Flávio Josepho adianta que o Cristo fora melancólico diante da morte de cruz. Sabe-se que foi torturado e condenado. Mas, a personalidade de Jesus é intrigante e ousadamente atraente. Seus milagres estão no conjunto de biografias chamadas de Evangelhos.

Por que temos necessidade do bem e praticamos o mal? Essa questão estava sem respostas. Toda indagação fica pela metade. E Salon lera muito e ouvira muito mais. Nada o satisfizera. E até se ver diante da limitação da inteligência que pode intuir errado e sofismar diante das paixões da vida. A fé propunha a negação do pecado pessoal e social. E o justo sofre as consequências do mal que os outros praticam, embora se esforce para colocar o bem em primeiro plano. Somos seres contingenciais e nossa ação pode fazer a diferença quando mergulhados no espírito de amor e justiça. Mas, o mal pode fazer muito estrago e abalar as estruturas de concórdia se estas não forem mais sólidas e corajosas.

O fragmento de Platão, Fredo 3279 b, apontava na direção de escolhas do homem interiormente belo e justo, capaz de ser sábio mesmo com a riqueza para o uso sóbrio de um homem ponderado. As contradições do homem eram muitas como trevas, contudo a presença de uma tênue luz é capaz de brilhar em noite densa.
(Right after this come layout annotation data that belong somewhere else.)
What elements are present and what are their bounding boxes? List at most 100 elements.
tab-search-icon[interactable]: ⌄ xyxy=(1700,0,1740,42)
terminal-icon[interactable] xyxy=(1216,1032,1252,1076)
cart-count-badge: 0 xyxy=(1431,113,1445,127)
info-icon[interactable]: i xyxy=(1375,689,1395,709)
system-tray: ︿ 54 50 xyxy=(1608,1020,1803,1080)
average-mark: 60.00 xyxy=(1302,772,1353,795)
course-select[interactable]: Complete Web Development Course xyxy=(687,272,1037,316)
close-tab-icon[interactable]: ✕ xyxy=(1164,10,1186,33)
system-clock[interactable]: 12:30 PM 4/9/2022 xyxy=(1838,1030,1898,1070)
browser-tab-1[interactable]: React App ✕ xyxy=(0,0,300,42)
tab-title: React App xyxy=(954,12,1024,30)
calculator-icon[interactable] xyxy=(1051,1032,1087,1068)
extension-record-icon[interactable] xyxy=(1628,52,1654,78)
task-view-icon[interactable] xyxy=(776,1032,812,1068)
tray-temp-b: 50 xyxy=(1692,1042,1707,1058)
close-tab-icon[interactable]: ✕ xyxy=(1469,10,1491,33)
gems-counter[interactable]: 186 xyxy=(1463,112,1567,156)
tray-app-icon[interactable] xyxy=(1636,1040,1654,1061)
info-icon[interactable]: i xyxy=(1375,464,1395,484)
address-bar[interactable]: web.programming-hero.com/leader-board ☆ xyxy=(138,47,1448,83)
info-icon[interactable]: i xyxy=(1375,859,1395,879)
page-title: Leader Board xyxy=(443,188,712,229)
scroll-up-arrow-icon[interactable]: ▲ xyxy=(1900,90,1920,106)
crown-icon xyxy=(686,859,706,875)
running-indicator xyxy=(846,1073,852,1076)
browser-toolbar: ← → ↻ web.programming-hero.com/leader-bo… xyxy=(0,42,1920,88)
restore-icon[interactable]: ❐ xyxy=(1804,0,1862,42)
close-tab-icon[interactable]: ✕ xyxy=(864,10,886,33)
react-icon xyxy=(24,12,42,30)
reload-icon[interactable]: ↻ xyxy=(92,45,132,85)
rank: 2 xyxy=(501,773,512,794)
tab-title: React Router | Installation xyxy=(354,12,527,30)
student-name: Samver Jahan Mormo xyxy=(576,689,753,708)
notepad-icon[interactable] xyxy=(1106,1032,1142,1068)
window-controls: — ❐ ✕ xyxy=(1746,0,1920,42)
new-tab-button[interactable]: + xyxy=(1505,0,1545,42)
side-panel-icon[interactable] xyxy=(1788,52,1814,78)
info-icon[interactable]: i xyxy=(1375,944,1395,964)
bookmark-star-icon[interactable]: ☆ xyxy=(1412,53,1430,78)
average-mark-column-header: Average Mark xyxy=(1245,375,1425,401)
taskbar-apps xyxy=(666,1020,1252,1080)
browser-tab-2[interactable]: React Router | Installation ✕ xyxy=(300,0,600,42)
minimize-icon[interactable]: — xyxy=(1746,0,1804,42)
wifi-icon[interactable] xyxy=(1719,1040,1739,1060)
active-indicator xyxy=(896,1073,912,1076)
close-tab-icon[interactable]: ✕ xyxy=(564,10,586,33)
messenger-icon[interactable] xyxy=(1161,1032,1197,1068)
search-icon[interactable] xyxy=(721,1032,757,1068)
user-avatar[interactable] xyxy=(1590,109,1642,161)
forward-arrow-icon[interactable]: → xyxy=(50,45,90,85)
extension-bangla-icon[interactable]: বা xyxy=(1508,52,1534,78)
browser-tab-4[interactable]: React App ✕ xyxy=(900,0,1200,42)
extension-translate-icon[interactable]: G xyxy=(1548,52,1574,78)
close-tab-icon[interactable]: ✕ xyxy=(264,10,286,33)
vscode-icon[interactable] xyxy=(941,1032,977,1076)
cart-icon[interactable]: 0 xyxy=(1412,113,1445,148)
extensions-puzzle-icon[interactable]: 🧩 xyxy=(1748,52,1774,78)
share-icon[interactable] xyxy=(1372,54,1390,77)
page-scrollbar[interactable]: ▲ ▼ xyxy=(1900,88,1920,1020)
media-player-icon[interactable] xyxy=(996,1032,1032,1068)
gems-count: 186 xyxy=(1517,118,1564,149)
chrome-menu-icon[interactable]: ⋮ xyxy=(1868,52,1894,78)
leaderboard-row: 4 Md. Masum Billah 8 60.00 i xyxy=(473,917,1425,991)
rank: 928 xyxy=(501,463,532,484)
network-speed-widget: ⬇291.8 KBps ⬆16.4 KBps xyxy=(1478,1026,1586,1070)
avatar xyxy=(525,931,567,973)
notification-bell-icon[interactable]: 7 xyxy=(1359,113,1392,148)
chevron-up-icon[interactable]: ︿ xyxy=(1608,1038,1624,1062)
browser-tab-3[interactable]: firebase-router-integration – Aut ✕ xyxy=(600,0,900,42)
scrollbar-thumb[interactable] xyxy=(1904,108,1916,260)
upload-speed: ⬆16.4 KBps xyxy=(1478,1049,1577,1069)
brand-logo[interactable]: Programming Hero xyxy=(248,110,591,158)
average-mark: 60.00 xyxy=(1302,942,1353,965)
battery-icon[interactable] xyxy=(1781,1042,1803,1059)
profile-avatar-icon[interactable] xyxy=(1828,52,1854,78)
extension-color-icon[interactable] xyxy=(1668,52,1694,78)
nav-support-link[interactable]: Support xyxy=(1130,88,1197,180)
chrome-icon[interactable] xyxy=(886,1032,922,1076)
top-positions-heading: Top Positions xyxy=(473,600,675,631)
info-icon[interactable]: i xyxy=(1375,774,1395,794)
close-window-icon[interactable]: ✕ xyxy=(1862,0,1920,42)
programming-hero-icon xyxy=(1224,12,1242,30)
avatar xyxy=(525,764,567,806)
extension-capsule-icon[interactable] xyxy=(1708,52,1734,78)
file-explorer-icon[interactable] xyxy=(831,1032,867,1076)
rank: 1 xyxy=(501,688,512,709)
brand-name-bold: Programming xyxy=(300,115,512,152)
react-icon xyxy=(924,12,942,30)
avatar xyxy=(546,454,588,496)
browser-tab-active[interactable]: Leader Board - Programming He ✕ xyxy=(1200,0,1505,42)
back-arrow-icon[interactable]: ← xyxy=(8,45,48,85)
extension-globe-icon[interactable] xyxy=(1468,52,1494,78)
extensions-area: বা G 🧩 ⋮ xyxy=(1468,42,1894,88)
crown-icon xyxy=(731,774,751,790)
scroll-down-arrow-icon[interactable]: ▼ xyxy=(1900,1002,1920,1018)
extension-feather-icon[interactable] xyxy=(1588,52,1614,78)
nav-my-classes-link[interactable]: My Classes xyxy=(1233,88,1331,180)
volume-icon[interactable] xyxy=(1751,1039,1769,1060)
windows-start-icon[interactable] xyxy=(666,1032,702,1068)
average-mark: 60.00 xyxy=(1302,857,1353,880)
E foi Safira essa luz cuja amizade levou Salon, já velho, a aceitar Jesus e entregar-se ao Deus vivo, que a todos acolhe e a todos perdoa, porque Deus é amor. Lá fora, anoitecia, o vento tranquilizava, o arco-íris após a chuva se dissolvia à medida que Salon fechava os olhos e abria o coração cheio de paz. Safira o abraçara na tenda do deserto!